For more information visit Car Safety Seats tips for parents of preemies.

Snowsuits and seat belts

Monday, December 16th, 2013

snowsuitThe temperature has dropped, snow is falling and we have bundled up the kids in winter wear making them look like the Pillsbury Dough Boy. That’s great for keeping them toasty while running around outside, but it’s often not so safe when traveling in a car.

A bulky coat under a child seat harness can result in the harness being too loose to be effective in a crash. A too loose harness may lead to injury from severe jarring or even being tossed from the car during an accident.

Consumer Reports offers this simple way to check if your child’s coat is too big to wear under their harness, as well as what you can do test if it’s too big:
• Put the coat on your child, sit them in the child seat and fasten the harness. Tighten the harness until you can no longer pinch any of the harness webbing with your thumb and forefinger.

• Without loosening the harness, remove your child from the child seat,

• Take the coat off, and put your child back in the child seat and buckle the harness straps, which are still adjusted as they were when he was wearing the coat.

• If you can now pinch the webbing between your thumb and forefinger, then the coat is too bulky to be worn under the harness.

So, preheat your car, take your child’s coat off and buckle him snuggly into his harness. You can then use his coat as a blanket, or tuck a baby blanket around him.  He’ll be warm and you’ll know that he’s good and safe.

Booster seats for “big kids”

Friday, September 3rd, 2010

booster-seatNew York State started requiring booster seats for kids in 2005 and they have reduced the number of auto related injuries to kids aged 4-6 by 18 percent.  That’s a lot!  According to a recent study published in Pediatrics, this reduction in injuries applies to just these older kids because car seat laws already exist for younger children. 

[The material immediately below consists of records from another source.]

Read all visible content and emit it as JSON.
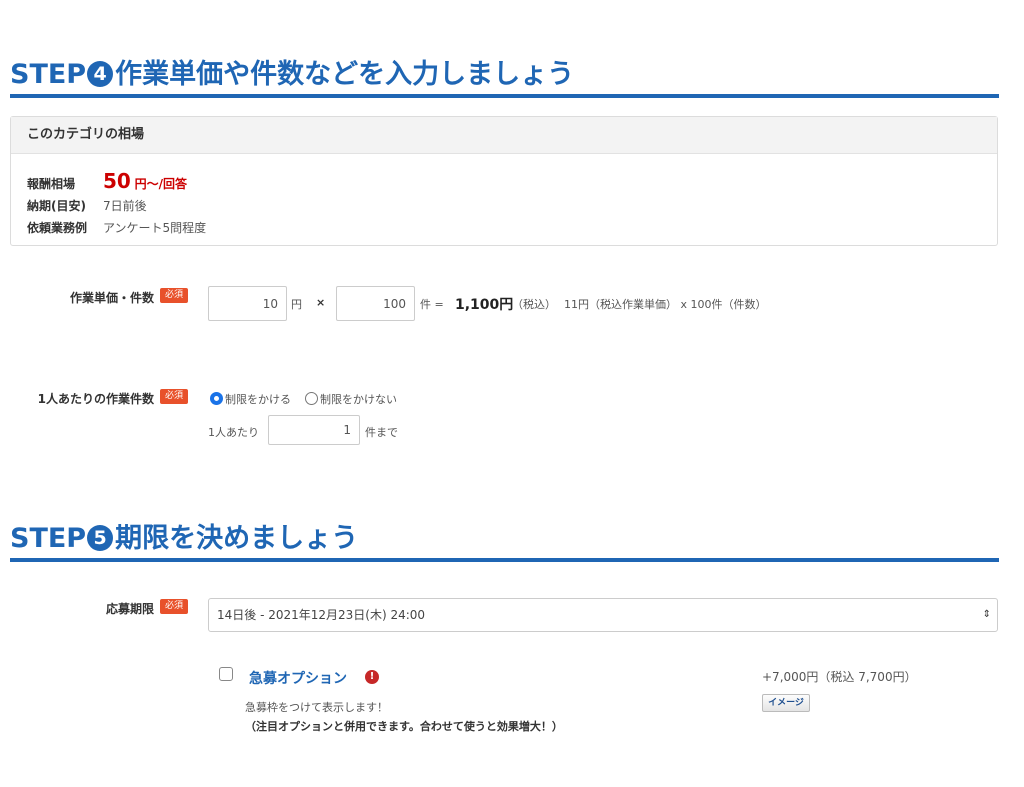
{
  "step4": {
    "prefix": "STEP",
    "number": "4",
    "title": "作業単価や件数などを入力しましょう"
  },
  "market": {
    "header": "このカテゴリの相場",
    "reward_label": "報酬相場",
    "reward_value": "50",
    "reward_unit": "円〜/回答",
    "deadline_label": "納期(目安)",
    "deadline_value": "7日前後",
    "example_label": "依頼業務例",
    "example_value": "アンケート5問程度"
  },
  "unit_price_row": {
    "label": "作業単価・件数",
    "required": "必須",
    "price_value": "10",
    "price_unit": "円",
    "times": "×",
    "count_value": "100",
    "count_unit": "件 =",
    "total": "1,100円",
    "tax_note": "（税込）",
    "breakdown": "11円（税込作業単価） x 100件（件数）"
  },
  "per_person_row": {
    "label": "1人あたりの作業件数",
    "required": "必須",
    "radio_limit": "制限をかける",
    "radio_nolimit": "制限をかけない",
    "per_person_prefix": "1人あたり",
    "per_person_value": "1",
    "per_person_suffix": "件まで"
  },
  "step5": {
    "prefix": "STEP",
    "number": "5",
    "title": "期限を決めましょう"
  },
  "deadline_row": {
    "label": "応募期限",
    "required": "必須",
    "selected": "14日後 - 2021年12月23日(木) 24:00"
  },
  "urgent_option": {
    "title": "急募オプション",
    "price": "+7,000円（税込 7,700円）",
    "desc1": "急募枠をつけて表示します！",
    "desc2": "（注目オプションと併用できます。合わせて使うと効果増大！）",
    "image_button": "イメージ"
  },
  "colors": {
    "accent": "#1f66b4",
    "required_badge": "#e8512b",
    "price_red": "#cc0000"
  }
}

While most states have followed New York’s lead and have adopted similar booster seat laws, there still is a handful that has not.  Three of my grandchildren ride in booster seats.  The two older ones use them, ages 8 and 10, because they’re just tiny people.  I’m glad their parents see the wisdom of keeping them in an appropriately sized seat for now. Almost all the safety equipment built into a car when you buy it is designed for adults, so it’s important to make adaptations until our kids grow into a more adult frame.  Regular seat belts fail to protect children who weigh less than 80 to 100 pounds and who are under 4-feet-9.

Lorrie Walker of Safe Kids USA says Kids need booster seats until they can do three things:
•They should be tall enough so that the seat belts rest against a hard, bony surface — such as the hips and collarbone — not a soft spot such as the stomach.
•Kids should be able to bend their knees at the edge of the seat, even while sitting up straight.
•And they should be able to maintain that position, without slouching or lying down, for the entire trip.

Car seat safety week

Friday, September 19th, 2008

Next week is Car Seat Safety Week, so I’m setting you up with info now.  As most of you know, when it comes to babies, backwards is best. Infants under 1 year should always ride in a rear-facing car seat in the back seat of your car. As tempting as it may be at times (she’s really screaming and you’re only 5 minutes from home and someone else is driving and you’ll get in the back seat, too…) never ride with your child in your lap.  Always use a car seat.  It’s best to put your baby’s car seat in the middle of the back seat, away from passenger-side airbags.

And this should go without saying, but I saw a woman do this last weekend so I’m saying it… Getting your child in and out of a car seat can be a hassle, but never leave your baby alone in the car, even for a moment!  Pay at the pump.